De Jeanne Smits sur Réinformation TV :
La vérité n’est plus ce qu’elle était : une adéquation de l’intelligence avec la réalité. C’est en tout cas ce que l’on peut déduire de l’entretien accordé le 6 août au site d’information du Vatican, VaticanNews, par Mgr Fisichella, président du Conseil pontifical pour la nouvelle évangélisation. Une interview de grande importance dans le contexte actuel, puisque on le considère comme un bras droit du pape et qu’au nom de sa tâche d’évangélisation du monde moderne, il confirme la dérive relativiste dans la présentation actuelle de la doctrine catholique. Il assure dans l’entretien qu’« Il n’y a aucun fondement à la contestation du magistère du pape François à la lumière du magistère antérieur », s’en prenant durement à ceux qui s’appuient selon lui à tort sur Veritatis splendor pour ce faire. Il conteste carrément la « dimension fixiste de la vérité » à laquelle ces personnes critiquant le pape adhèrent, alors qu’il faudrait en avoir une « conception dynamique ».
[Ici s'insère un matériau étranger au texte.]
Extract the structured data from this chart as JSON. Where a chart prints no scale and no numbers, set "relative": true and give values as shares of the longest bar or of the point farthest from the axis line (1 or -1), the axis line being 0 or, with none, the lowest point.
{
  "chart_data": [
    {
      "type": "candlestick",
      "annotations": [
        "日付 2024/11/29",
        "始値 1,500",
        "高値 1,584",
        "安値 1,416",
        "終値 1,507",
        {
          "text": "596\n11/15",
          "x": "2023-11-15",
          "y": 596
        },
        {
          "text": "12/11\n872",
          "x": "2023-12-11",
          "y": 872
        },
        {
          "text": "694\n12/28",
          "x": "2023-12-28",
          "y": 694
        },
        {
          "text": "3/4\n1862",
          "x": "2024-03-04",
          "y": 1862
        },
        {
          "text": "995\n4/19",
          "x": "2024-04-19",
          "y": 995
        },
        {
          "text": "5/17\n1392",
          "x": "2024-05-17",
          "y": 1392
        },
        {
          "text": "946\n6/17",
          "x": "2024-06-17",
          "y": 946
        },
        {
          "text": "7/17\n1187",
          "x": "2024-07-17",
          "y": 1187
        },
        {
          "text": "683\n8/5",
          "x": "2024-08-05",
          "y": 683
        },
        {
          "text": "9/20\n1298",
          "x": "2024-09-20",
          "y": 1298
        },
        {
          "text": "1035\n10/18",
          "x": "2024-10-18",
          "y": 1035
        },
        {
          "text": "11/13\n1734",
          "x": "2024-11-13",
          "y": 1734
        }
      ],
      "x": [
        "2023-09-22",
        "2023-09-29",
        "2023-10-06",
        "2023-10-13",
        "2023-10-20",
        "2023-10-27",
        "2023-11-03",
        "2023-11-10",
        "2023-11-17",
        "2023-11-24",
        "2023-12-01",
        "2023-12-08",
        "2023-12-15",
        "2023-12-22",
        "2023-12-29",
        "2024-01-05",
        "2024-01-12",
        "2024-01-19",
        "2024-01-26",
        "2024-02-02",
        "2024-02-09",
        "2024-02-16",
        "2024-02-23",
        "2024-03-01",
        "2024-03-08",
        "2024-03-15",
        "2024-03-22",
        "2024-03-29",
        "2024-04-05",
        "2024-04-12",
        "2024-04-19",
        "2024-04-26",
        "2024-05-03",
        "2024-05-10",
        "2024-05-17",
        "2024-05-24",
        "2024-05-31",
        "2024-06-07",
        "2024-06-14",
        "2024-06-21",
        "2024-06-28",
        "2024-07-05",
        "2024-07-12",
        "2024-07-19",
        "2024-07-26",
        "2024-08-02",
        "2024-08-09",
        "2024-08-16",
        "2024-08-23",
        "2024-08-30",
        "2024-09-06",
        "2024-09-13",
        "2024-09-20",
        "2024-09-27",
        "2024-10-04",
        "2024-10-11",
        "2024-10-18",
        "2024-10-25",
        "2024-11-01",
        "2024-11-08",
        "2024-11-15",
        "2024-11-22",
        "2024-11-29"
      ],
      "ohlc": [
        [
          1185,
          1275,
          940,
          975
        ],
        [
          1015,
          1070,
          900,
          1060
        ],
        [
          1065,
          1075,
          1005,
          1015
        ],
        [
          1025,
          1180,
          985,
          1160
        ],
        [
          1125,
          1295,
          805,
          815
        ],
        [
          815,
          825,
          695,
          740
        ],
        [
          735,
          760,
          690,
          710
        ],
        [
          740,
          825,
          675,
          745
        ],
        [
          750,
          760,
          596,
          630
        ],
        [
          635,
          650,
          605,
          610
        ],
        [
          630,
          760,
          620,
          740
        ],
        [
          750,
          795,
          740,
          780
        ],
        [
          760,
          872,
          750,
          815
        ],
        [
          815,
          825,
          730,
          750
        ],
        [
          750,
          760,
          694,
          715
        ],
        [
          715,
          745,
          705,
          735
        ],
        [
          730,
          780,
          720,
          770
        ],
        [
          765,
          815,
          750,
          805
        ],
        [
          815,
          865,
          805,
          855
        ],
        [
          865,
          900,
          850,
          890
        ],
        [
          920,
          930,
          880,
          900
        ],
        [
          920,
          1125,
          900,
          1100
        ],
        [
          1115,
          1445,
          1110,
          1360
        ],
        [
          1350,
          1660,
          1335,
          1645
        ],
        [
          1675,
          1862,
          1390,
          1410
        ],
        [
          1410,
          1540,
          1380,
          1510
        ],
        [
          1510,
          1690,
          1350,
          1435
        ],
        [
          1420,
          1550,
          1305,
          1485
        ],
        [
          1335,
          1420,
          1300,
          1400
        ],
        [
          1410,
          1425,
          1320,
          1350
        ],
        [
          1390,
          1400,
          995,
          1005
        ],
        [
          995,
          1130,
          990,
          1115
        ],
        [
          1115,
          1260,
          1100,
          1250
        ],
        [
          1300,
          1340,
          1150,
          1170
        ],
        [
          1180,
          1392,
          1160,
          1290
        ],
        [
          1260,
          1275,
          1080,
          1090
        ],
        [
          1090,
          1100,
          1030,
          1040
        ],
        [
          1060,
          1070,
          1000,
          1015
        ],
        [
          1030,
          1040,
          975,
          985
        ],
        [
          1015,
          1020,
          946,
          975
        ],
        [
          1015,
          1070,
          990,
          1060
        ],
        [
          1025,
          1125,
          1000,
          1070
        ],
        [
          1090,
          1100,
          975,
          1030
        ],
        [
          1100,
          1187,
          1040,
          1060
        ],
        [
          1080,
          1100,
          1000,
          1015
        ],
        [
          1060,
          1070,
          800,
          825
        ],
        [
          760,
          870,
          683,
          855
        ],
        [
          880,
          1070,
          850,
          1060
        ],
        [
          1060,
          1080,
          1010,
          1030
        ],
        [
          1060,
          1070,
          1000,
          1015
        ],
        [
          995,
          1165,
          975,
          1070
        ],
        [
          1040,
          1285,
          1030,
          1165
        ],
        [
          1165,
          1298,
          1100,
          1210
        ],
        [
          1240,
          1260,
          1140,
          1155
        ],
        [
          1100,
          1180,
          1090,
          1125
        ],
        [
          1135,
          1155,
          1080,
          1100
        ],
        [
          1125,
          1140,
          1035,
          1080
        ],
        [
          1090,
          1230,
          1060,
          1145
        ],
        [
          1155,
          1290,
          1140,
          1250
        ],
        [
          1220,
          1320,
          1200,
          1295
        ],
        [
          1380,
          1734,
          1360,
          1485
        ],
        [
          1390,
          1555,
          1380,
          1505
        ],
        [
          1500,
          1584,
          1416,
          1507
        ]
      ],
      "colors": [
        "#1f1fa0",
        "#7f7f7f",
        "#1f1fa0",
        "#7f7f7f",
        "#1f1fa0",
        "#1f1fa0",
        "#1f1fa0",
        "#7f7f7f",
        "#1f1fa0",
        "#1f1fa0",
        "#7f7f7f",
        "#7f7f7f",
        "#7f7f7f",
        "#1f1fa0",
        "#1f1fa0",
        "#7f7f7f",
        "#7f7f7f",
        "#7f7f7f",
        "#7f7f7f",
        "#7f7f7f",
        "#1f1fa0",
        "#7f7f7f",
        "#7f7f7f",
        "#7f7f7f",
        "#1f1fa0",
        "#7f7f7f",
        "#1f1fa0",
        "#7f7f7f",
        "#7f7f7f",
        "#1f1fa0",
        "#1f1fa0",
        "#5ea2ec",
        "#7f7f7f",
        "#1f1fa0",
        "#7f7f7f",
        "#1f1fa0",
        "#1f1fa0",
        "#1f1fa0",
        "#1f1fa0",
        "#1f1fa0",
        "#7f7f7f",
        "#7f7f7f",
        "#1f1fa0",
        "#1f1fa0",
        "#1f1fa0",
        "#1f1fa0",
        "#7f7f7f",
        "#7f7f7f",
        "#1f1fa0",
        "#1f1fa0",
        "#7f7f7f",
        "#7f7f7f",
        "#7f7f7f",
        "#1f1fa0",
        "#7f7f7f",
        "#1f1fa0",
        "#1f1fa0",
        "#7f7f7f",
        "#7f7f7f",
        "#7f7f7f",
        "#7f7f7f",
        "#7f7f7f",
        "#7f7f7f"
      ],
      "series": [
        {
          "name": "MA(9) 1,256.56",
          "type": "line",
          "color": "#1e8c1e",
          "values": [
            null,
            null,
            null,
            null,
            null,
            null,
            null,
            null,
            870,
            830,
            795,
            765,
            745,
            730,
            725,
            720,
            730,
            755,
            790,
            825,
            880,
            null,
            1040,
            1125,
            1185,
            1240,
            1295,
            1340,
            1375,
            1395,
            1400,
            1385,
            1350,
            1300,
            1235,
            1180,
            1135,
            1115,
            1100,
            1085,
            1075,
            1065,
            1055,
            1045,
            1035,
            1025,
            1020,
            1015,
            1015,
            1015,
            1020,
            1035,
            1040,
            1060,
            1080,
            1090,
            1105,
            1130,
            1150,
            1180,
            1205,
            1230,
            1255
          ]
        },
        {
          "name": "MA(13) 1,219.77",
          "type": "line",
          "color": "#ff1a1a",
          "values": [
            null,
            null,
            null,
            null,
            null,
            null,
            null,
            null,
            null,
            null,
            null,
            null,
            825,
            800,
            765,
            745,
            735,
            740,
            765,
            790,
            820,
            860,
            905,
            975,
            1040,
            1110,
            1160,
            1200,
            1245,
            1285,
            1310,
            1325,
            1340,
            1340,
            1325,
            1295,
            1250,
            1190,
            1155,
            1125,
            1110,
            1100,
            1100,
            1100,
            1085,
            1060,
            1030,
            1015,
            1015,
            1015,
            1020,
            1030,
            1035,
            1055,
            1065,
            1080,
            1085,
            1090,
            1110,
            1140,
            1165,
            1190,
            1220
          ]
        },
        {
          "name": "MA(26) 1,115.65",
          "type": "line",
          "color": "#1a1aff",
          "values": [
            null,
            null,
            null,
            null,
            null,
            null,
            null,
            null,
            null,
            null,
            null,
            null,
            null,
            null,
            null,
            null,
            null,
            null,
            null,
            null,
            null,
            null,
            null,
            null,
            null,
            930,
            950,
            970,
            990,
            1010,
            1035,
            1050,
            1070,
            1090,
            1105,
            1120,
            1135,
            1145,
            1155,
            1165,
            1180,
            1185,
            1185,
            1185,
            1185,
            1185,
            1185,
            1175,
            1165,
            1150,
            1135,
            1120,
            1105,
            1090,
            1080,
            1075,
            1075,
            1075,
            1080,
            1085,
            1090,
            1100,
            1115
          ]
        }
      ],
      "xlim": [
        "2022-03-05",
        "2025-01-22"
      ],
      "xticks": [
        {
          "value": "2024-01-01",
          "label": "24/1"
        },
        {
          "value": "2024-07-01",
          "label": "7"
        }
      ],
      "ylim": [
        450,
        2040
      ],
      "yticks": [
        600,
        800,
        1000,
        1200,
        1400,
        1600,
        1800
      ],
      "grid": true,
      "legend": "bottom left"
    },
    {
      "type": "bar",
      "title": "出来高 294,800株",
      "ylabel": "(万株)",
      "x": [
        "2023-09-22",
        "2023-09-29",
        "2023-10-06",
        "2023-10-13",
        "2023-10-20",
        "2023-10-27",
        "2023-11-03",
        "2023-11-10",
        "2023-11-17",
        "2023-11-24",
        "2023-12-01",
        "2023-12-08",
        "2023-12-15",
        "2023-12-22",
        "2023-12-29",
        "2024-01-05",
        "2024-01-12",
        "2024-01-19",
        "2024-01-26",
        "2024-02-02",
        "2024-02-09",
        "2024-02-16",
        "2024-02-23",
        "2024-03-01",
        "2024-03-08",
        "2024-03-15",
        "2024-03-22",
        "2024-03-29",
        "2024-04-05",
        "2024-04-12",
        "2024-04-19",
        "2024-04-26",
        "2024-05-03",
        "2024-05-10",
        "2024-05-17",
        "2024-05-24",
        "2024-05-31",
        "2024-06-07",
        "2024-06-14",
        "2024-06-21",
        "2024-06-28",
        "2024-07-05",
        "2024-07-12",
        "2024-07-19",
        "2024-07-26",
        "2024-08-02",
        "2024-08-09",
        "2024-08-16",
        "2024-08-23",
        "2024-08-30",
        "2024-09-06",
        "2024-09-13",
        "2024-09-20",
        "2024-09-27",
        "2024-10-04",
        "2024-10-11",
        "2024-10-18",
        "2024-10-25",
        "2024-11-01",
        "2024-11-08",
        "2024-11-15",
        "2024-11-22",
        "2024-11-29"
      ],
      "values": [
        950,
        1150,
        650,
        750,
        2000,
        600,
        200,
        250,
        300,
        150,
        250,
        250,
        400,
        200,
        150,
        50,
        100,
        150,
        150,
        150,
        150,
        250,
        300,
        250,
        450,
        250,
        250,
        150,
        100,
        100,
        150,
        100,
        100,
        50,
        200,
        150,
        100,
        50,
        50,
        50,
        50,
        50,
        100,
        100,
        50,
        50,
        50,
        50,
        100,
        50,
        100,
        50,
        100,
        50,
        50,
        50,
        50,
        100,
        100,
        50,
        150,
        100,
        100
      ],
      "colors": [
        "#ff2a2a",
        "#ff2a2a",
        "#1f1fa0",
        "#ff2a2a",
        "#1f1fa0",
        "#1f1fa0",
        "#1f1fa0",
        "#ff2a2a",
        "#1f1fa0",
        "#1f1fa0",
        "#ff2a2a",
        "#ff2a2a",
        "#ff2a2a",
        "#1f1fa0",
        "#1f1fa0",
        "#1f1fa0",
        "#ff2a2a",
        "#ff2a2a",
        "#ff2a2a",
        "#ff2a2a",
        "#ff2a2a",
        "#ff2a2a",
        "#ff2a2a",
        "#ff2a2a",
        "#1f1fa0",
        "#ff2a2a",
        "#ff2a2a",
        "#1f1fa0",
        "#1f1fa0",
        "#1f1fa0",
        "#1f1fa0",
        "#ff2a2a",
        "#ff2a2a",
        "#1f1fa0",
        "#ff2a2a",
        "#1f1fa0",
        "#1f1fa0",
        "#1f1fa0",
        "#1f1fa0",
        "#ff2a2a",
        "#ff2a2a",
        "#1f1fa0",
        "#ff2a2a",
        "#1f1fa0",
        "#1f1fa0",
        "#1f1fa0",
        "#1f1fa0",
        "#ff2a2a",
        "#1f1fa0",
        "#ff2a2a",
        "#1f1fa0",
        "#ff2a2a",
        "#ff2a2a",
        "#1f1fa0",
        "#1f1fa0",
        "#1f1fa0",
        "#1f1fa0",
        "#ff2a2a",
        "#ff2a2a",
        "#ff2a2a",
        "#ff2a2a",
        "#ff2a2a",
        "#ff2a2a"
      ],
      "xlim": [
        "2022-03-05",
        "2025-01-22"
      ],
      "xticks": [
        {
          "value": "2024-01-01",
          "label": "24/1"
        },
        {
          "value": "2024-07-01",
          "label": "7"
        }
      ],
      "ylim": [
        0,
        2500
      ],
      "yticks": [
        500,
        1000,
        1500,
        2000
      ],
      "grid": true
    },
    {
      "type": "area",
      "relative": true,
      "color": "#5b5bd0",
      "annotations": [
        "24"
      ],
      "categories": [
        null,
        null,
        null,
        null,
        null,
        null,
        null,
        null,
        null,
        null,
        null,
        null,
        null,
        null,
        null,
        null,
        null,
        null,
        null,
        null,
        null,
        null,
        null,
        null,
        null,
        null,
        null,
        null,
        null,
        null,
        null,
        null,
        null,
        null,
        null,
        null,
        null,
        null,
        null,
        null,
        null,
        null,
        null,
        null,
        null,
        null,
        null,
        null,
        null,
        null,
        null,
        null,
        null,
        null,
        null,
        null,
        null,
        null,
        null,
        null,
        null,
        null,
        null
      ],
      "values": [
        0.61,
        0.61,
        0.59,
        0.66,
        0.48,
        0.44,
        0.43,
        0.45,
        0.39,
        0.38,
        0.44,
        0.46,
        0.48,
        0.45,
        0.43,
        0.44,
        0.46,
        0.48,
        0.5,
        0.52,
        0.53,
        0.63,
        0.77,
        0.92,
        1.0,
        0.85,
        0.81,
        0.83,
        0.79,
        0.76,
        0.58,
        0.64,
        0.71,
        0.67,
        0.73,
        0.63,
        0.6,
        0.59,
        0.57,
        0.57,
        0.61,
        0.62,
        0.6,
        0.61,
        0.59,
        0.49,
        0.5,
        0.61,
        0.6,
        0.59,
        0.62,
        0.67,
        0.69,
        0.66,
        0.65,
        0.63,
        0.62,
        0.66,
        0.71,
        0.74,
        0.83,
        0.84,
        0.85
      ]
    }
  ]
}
L’entretien a été accordé à l’occasion des 25 ans de l’encyclique Veritatis splendor. L’archevêque, chargé comme on l’a dit de promouvoir la « nouvelle évangélisation », y semble relativiser l’importance de ce texte de Jean-Paul II dont on attribue l’architecture intellectuelle au cardinal Ratzinger, son futur successeur, en soulignant que l’encyclique « présentait les points fermes (…), les points fondamentaux qui restent comme des rappels pour la doctrine chrétienne », « dans un contexte culturel transformé, très déterminé par la sécularisation et les conséquences d’un fort relativisme philosophique ».
Mgr Rino Fisichella réinvente la vérité
Le choix de l’imparfait, la formulation elle-même semblent désigner le côté en quelque sorte opportuniste, voire dépassé de cette encyclique, marquée par son contexte et dont la nécessité aurait été dictée par des circonstances particulières. Attention : ces mots sont bien ceux de Mgr Fisichella, contrairement à ce que l’on peut lire sur la version française de l’entretien publiée par Vatican News, qui les attribue au journaliste Amedeo Lomonaco. La version italienne les attribue correctement à l’archevêque mais fait disparaître l’usage de l’imparfait. On peut vérifier tout cela ici.
En réalité, c’est tout l’ensemble de l’entretien qui laisse comprendre le parti pris de Fisichella, au nom de sa fidélité au pape François, en faveur d’une vérité qui ne serait que partiellement immuable, et capable au moins pour partie d’évoluer, comme on parle de la théorie de l’évolution. D’où le choix du mot « fixiste », habituellement utilisé pour dénigrer ceux qui ne croient pas en cette théorie.
C’est ainsi qu’il dit : « Avant toute chose, quand nous parlons de la vérité, nous devons toujours en avoir une conception dynamique. La vérité n’est pas une dimension fixiste. La vérité, pour les chrétiens, est avant tout cette Parole vive que le Seigneur nous a laissée », une « rencontre personnelle » où la vérité ouvre toujours plus à la découverte du mystère révélé, dit-il. Les choses se corsent lorsqu’il précise : « II y a quelques points fondamentaux qui restent comme des pierres miliaires dans l’enseignement dogmatique et moral de l’Eglise. Ce sont des éléments qui demeurent dans leur immutabilité. » Il en tire l’idée que le principe, « la norme immuable qui se fonde sur la vérité de l’Evangile », toujours sujet au travail et à l’interprétation des théologiens, « doit toujours être ouvert à la découverte de la vérité de la parole de Dieu » comme si celle-ci s’en distinguait de quelque manière.